If you think about it, the world today feels far removed from that time. Few people still tinker with their own cars. Most of the companies I mentioned no longer exist. And code? These days, a large language model writes it for you.
So – no experience, but AI as a replacement? Could that actually work? Maybe even faster and better? Perhaps without any freshly acquired engineering knowledge?
This is where the uncomfortable but necessary reflection begins.
Where does the human being remain when systems start to develop themselves?What is our role when machines become better specialists?Where do we find meaning when experience and intuition pale in comparison to computational power?
If we accept that this may already be our reality – or very soon will be – what advice do we pass on to our children?
Don’t just build machines – ask questions.Don’t just master tools – develop perspective.Don’t just optimize – seek meaning.
Last Christmas, I gave my son a fret saw. For his birthday, a programmable robot.Let’s see where that takes him.Maybe right into the spaces where we still need humans – the subtle gaps only people can navigate.

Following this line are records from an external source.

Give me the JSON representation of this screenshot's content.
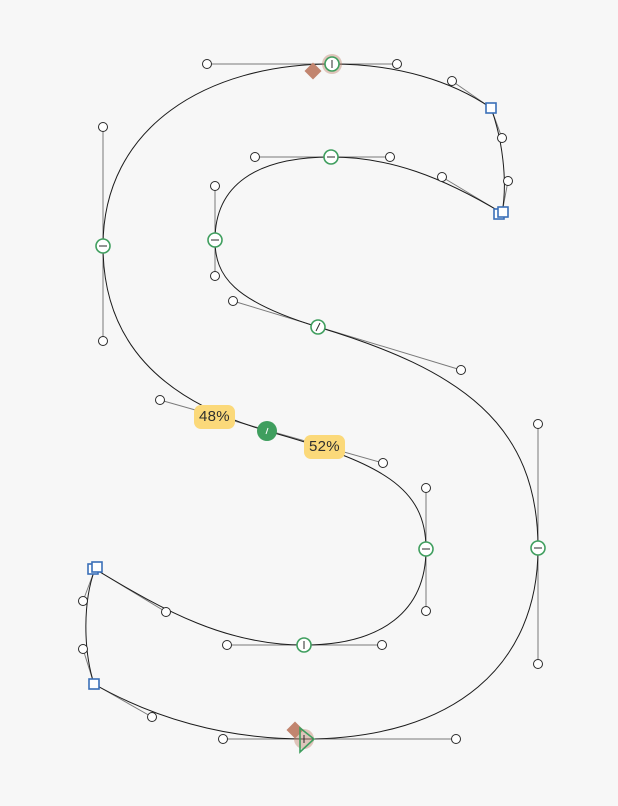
{
  "colors": {
    "background": "#f7f7f7",
    "outline": "#1b1b1b",
    "handle_line": "#7a7a7a",
    "smooth_node": "#3f9e5e",
    "corner_node": "#3a6fb8",
    "selected_node": "#3f9e5e",
    "anchor_marker": "#c2856f",
    "label_background": "#fbd97a"
  },
  "segment_split": {
    "left_label": "48%",
    "right_label": "52%"
  },
  "icons": {
    "start_point": "start-triangle-icon",
    "anchor": "anchor-diamond-icon"
  }
}
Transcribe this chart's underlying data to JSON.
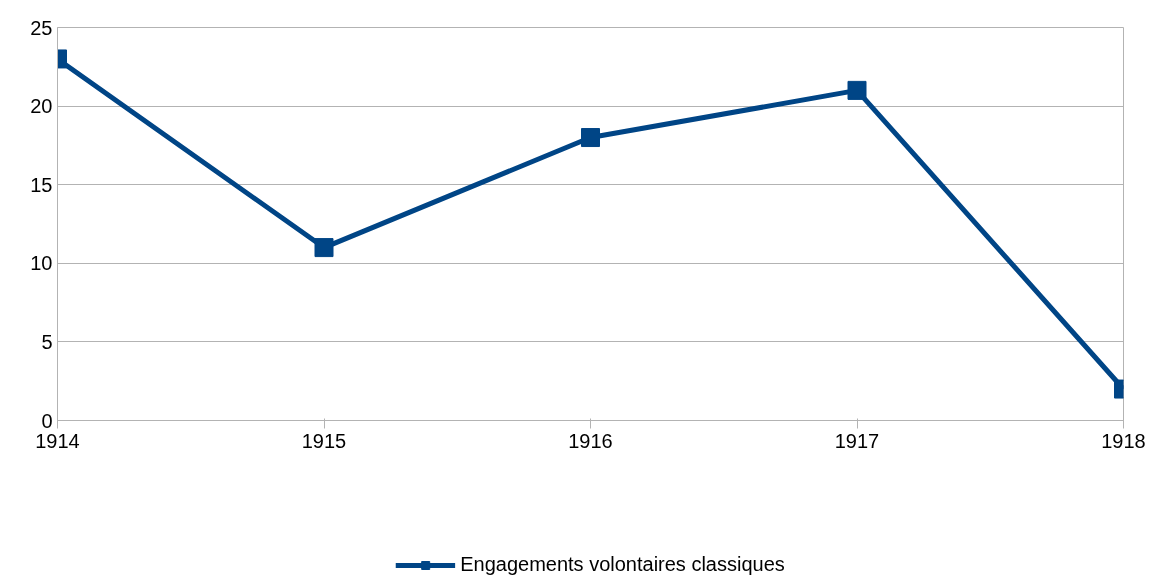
{
  "chart_data": {
    "type": "line",
    "categories": [
      "1914",
      "1915",
      "1916",
      "1917",
      "1918"
    ],
    "series": [
      {
        "name": "Engagements volontaires classiques",
        "color": "#004586",
        "values": [
          23,
          11,
          18,
          21,
          2
        ]
      }
    ],
    "ylim": [
      0,
      25
    ],
    "yticks": [
      0,
      5,
      10,
      15,
      20,
      25
    ],
    "grid": "y",
    "legend": "bottom",
    "marker": "square",
    "line_style": "solid"
  }
}
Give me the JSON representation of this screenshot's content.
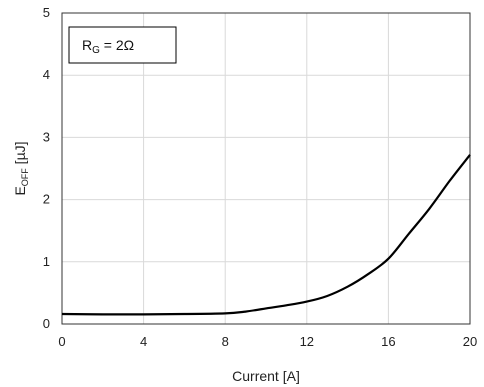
{
  "chart_data": {
    "type": "line",
    "xlabel": "Current [A]",
    "ylabel": {
      "main": "E",
      "sub": "OFF",
      "unit": " [µJ]"
    },
    "xlim": [
      0,
      20
    ],
    "ylim": [
      0,
      5
    ],
    "xticks": [
      0,
      4,
      8,
      12,
      16,
      20
    ],
    "yticks": [
      0,
      1,
      2,
      3,
      4,
      5
    ],
    "grid": true,
    "annotation": {
      "main": "R",
      "sub": "G",
      "rest": " = 2Ω",
      "placement": "top-left"
    },
    "series": [
      {
        "x": [
          0,
          2,
          4,
          6,
          8,
          9,
          10,
          11,
          12,
          13,
          14,
          15,
          16,
          17,
          18,
          19,
          20
        ],
        "y": [
          0.16,
          0.155,
          0.155,
          0.16,
          0.17,
          0.2,
          0.25,
          0.3,
          0.36,
          0.45,
          0.6,
          0.8,
          1.05,
          1.45,
          1.85,
          2.3,
          2.72
        ]
      }
    ]
  }
}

And as tempting as it is to rely on all these new tools and assistants – the truth is: not even the experts agree on how AI will evolve in the coming years. Some speak of approaching superintelligence, others point to limits in data, energy constraints, or a return to traditional modeling.
So what should we do?
Stay calm. Keep learning. And most importantly: go out. Touch things. Feel the problems. Make mistakes. Take responsibility. Don’t just simulate – experience. Because nothing replaces experience – not even the smartest algorithm.
So here’s my advice to anyone just starting out:
Don’t just rely on the next prompt.Don’t get stuck behind GPT. Seek what AI cannot give you: the real world, real people, real accountability.
The rest will follow.
And by the way – thanks to Mark Reich, who years later managed to get me the original digital print plates from that GEA article. A friendly gesture, no agenda – simply because he could.
I doubt a mechanical colleague with a chip in its head would have understood that moment.